25
Drawn
Devon emerged from the fragmented confusion and pain his world had become into an area that was somewhat familiar. He was near his childhood home where he’d grown up. His mind shied away from the associated images of his family, dead on the ground by his hand, amid flickering flames that reduced his family home to ash. Yet as painful as those memories always were, and no matter how far he tried to flee from them, somehow, eventually, he’d always find himself back in the vicinity of the village that he’d called home.
Devon looked through the trees to the nearby home. It was the journeyman healer’s hut, one of many spread throughout the kingdom. As the light faded from the sky, he saw light flare within the cabin and the familiar figure of Healer Jenny Medcalf’s silhouette in the window. He sat watching her hut as the light completely faded and darkness set in. Healer Medcalf had been away visiting the surrounding villages when he’d finally succumbed to the Taint. She had been trying to help him, even leaving a supply of the medication. He remembered his little sister had been playing and bumped into the cupboard, and the bottle containing that vital liquid had fallen to the floor, the precious liquid seeping into the floorboards and disappearing between the cracks lost forever.

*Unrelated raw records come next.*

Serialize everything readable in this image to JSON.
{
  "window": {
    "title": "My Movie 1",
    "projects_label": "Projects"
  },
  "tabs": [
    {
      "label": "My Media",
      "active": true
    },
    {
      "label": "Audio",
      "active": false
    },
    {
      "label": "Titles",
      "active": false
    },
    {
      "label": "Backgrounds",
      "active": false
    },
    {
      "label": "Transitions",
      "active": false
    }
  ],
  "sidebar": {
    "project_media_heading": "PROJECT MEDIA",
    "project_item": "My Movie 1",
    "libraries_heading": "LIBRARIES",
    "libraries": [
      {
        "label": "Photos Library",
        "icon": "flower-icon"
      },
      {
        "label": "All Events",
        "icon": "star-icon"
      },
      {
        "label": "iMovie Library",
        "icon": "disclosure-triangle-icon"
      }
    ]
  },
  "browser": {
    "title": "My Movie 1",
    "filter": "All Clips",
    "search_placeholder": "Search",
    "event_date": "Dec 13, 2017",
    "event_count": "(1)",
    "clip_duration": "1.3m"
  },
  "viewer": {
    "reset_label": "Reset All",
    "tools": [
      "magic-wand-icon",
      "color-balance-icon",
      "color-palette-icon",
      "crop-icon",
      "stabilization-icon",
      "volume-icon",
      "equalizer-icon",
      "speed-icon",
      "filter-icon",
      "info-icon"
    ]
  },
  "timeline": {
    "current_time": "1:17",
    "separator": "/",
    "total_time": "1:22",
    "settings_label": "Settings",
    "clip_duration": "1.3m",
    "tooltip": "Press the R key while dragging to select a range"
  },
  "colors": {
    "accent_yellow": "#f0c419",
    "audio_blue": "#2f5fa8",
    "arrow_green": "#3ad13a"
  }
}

Devon whimpered, curling up on himself and sliding down the tree trunk he’d been leaning on, barely noticing as the harsh bark cut through his tattered shirt into his skin. The memory brought up others, a flickering succession of images, feelings and smells as if he was reliving the moment over again. His little sister, Emma, he’d been so angry with her, the anger and fear growing, boiling up inside him. Then out in the yard, a scythe in his hands, her scream resounding in his head. Her crumpled, bloody, lifeless form on the ground. His father, mother and brother nearby. The smell of smoke and the crackle of fire burning his home. Blood, all over him. Their blood.
Devon sobbed, his fists pounding into his head as the images kept flickering in his mind's eye and the voices all around whispering to him, echoing in his head.
Please stop. I didn’t mean it.
Devon’s broken, pleading mind voice joined the chorus of others carried through the veil.
Devon wasn’t sure how or why he’d crossed the intervening space between the forest and the healer’s door. Caught between fear and desire to be healed, he froze outside her house, his hand raised to knock on the solid wooden door. He swallowed, eyes squeezing shut, lines of pain etched across his face. She would hate him for what he’d done, turn him away.
The door creaked, light flared on his eyelids. Devon’s eyes flew open, wide-eyed he looked at her, still frozen. The instant flash of fear in her eyes hurt. The compassion that followed, with her hands reaching out to him to draw him into her home, caused great wracking sobs to come from deep within him.
Help me. Please help me, don’t let me kill anyone else.